The company – which is the investment management arm of UK insurer Aviva – has held a third and final close on UK Real Estate Recovery Fund II on £140 million (€168 million; $231 million), short of its £250 million target.
Announcing the decision, Aviva said it was “mindful of the speed with which the real estate industry is currently moving” and decided that a delayed final close would not be in the interests of investors, despite interest in the fund coming from additional investors.
The fund was launched in September last year and it is targeting UK commercial real estate with a focus on secondary assets with a target return of between 8 and 10 percent per year net of fees. The fund is buying assets with equity and is using no debt.
Anna Rule, manager of the fund, said: “We have aimed to take advantage of the short-term opportunity in the pricing gap between secondary and prime real estate. Since launch, investment activity has already seen the purchase of 13 assets with a collective value of around £75 million. The fund has therefore deployed a significant amount at an early stage of the current cyclical upturn, thus benefiting from attractive market pricing.”

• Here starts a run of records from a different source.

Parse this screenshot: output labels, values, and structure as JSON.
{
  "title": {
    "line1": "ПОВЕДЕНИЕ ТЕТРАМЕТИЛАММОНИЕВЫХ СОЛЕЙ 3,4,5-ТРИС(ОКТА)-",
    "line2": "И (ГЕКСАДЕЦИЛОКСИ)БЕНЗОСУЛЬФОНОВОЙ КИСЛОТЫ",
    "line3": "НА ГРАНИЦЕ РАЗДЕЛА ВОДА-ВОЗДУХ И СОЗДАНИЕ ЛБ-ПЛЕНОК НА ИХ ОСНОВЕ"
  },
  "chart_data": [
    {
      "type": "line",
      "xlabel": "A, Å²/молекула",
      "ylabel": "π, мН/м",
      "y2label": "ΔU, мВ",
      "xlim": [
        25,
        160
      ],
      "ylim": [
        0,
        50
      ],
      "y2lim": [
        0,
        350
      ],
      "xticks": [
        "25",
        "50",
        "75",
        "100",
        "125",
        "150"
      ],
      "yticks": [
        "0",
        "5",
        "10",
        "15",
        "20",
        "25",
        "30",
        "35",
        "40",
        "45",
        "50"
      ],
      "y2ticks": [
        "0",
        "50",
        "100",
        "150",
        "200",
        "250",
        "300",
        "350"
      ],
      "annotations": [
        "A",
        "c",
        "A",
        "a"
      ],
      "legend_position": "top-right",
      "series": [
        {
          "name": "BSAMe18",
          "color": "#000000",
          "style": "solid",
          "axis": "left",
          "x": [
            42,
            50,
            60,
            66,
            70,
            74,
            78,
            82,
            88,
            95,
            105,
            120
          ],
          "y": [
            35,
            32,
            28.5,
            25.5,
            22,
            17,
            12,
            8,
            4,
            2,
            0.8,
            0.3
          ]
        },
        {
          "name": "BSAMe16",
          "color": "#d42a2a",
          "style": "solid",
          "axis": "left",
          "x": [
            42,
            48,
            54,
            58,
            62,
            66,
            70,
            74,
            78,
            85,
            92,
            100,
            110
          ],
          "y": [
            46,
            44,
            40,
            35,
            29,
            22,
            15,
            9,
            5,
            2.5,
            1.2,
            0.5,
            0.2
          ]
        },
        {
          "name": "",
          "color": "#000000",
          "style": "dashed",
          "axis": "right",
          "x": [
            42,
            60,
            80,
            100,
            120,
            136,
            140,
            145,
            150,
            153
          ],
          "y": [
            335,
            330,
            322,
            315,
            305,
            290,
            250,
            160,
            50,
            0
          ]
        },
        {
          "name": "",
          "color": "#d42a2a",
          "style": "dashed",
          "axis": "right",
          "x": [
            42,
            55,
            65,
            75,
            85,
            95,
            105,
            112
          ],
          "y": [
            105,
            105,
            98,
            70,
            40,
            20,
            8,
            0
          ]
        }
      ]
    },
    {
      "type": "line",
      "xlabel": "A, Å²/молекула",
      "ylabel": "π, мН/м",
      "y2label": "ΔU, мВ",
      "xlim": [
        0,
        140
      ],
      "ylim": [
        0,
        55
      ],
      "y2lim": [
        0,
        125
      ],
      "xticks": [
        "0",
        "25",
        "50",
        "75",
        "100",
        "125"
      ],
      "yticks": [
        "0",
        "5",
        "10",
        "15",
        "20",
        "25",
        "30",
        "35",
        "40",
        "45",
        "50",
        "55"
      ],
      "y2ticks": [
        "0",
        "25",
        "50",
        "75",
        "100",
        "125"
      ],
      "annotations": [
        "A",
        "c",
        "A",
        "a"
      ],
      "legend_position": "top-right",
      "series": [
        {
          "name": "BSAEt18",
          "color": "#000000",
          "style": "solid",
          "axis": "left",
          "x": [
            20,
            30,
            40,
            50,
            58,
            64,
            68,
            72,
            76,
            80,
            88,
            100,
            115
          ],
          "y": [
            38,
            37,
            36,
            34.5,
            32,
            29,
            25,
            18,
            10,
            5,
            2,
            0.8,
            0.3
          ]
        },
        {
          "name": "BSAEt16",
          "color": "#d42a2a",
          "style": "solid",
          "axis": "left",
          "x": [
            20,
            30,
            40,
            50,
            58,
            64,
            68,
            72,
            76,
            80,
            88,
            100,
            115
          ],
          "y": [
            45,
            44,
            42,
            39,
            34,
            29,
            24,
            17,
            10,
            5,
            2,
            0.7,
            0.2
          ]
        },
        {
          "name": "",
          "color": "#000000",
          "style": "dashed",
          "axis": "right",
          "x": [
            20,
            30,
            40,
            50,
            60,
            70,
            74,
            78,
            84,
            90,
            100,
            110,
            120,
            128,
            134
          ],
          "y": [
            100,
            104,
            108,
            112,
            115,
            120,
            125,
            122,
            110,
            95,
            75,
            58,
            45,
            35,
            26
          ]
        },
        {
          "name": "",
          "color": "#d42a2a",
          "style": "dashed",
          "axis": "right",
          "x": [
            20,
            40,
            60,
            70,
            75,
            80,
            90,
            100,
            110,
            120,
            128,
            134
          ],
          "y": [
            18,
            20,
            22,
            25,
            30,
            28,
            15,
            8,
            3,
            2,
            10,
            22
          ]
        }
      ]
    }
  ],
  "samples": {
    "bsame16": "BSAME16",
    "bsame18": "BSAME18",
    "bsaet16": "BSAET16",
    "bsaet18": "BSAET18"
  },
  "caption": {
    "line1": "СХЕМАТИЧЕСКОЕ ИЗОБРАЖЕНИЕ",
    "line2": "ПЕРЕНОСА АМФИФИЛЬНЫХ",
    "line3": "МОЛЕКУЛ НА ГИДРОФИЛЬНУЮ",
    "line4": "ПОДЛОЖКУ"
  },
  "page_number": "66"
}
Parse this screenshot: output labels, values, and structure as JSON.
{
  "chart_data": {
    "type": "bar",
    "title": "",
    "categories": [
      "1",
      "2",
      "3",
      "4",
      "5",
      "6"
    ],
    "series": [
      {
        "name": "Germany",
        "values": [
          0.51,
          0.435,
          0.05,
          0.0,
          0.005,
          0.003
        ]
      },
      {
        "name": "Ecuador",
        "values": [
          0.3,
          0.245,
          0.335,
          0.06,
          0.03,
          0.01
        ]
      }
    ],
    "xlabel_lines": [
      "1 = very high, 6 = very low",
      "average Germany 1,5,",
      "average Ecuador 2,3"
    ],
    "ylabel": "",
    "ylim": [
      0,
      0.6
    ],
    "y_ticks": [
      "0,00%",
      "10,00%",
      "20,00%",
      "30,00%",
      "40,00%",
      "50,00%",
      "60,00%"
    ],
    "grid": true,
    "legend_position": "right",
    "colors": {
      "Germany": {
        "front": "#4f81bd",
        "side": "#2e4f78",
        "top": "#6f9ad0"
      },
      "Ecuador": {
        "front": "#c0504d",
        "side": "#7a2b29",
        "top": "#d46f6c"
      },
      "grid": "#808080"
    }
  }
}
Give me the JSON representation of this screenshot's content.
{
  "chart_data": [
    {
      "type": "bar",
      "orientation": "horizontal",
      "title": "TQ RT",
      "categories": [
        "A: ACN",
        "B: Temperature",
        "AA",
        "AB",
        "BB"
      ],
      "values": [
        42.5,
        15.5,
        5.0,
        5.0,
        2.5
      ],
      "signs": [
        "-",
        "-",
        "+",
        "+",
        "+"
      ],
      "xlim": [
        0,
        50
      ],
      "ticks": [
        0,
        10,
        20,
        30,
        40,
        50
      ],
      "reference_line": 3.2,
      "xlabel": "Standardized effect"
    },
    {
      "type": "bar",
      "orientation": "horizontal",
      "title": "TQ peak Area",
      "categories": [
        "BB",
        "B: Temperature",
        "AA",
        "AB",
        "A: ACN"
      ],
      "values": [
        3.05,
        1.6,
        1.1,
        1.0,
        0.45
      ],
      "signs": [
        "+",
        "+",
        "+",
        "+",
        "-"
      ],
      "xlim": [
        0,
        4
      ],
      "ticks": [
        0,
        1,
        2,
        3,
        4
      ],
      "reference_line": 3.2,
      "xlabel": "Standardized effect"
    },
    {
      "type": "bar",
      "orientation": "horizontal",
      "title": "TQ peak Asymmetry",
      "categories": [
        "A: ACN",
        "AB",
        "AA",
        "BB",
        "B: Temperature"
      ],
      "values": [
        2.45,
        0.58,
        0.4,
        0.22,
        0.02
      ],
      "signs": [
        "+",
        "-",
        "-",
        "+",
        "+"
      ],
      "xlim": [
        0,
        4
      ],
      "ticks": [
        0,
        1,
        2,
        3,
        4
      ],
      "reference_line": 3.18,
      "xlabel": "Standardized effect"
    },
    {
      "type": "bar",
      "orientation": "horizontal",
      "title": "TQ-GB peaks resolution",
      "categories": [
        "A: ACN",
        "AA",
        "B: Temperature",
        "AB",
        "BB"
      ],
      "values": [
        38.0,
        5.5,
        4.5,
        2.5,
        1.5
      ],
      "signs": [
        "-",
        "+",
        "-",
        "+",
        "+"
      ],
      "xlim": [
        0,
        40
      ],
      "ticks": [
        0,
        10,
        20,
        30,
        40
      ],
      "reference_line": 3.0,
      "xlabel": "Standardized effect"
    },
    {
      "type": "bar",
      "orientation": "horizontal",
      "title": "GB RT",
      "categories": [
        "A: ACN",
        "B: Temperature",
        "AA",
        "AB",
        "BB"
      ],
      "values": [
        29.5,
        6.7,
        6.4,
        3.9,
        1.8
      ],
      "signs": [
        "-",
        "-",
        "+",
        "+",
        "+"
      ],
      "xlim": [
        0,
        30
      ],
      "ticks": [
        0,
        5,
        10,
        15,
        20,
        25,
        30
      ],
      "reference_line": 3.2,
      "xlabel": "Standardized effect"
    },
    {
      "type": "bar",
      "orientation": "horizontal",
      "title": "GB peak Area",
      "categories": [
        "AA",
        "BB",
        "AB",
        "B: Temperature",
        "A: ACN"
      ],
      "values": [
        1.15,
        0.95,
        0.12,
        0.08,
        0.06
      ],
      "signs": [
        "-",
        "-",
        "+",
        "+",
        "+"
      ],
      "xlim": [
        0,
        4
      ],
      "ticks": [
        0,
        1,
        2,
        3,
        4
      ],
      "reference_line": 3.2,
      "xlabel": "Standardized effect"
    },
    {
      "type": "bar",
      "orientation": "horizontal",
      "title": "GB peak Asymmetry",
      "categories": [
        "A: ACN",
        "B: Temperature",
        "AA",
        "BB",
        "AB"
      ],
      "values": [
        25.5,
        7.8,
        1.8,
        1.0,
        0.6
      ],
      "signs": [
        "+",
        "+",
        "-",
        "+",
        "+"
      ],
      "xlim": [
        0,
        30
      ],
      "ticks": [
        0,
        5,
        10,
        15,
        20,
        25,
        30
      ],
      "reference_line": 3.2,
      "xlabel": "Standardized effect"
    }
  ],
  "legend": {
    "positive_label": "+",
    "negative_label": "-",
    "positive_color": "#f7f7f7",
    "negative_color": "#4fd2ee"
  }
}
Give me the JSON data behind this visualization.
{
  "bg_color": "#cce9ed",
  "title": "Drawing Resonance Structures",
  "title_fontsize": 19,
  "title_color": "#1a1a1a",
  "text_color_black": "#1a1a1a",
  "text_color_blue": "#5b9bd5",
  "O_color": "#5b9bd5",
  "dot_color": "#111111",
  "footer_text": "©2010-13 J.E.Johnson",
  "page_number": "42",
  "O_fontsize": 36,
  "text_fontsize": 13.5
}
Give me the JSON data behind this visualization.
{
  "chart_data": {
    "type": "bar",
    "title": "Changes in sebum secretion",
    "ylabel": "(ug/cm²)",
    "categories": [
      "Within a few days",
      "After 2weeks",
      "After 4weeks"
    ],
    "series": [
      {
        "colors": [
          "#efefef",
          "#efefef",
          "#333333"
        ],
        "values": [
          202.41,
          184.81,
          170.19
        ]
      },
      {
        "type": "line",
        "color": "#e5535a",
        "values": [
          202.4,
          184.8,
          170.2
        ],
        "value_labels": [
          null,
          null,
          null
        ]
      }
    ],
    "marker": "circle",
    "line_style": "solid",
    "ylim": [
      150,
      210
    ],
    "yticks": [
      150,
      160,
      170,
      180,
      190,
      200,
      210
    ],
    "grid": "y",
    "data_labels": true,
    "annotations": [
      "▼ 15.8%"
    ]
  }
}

News of the fund close comes as Aviva says it sees an improvement in the medium term prospects for European real estate. Darren Sriharan, global real estate analyst at the company, said there were “encouraging signs of resilience” in Europe’s real estate occupier and investment markets.
He added: “As the economic recovery slowly gains traction, regional occupier markets are expected to improve further. Evidence that the worst of the economic downturn is behind us is positive for rental prospects over the medium term, even if a pronounced rise in rents is unlikely.”
Noting how the investment market is also heating up, Sriharan said while demand for core markets remained robust, there had been a pronounced change in investor sentiment toward peripheral markets where a rebound in prices is set to take shape.
“Probably the most significant risk to Europe’s real-estate markets is the increasing threat of deflation and this should be monitored closely. The weakness of the financial sector remains a concern with credit conditions tight and lending to businesses still contracting,” he explained.
“We are maintaining a focus on countries where macroeconomic risks are lower such as Germany and the Nordics. Additionally, we have identified prime Irish real estate as an attractive market with the cyclical recovery well underway.”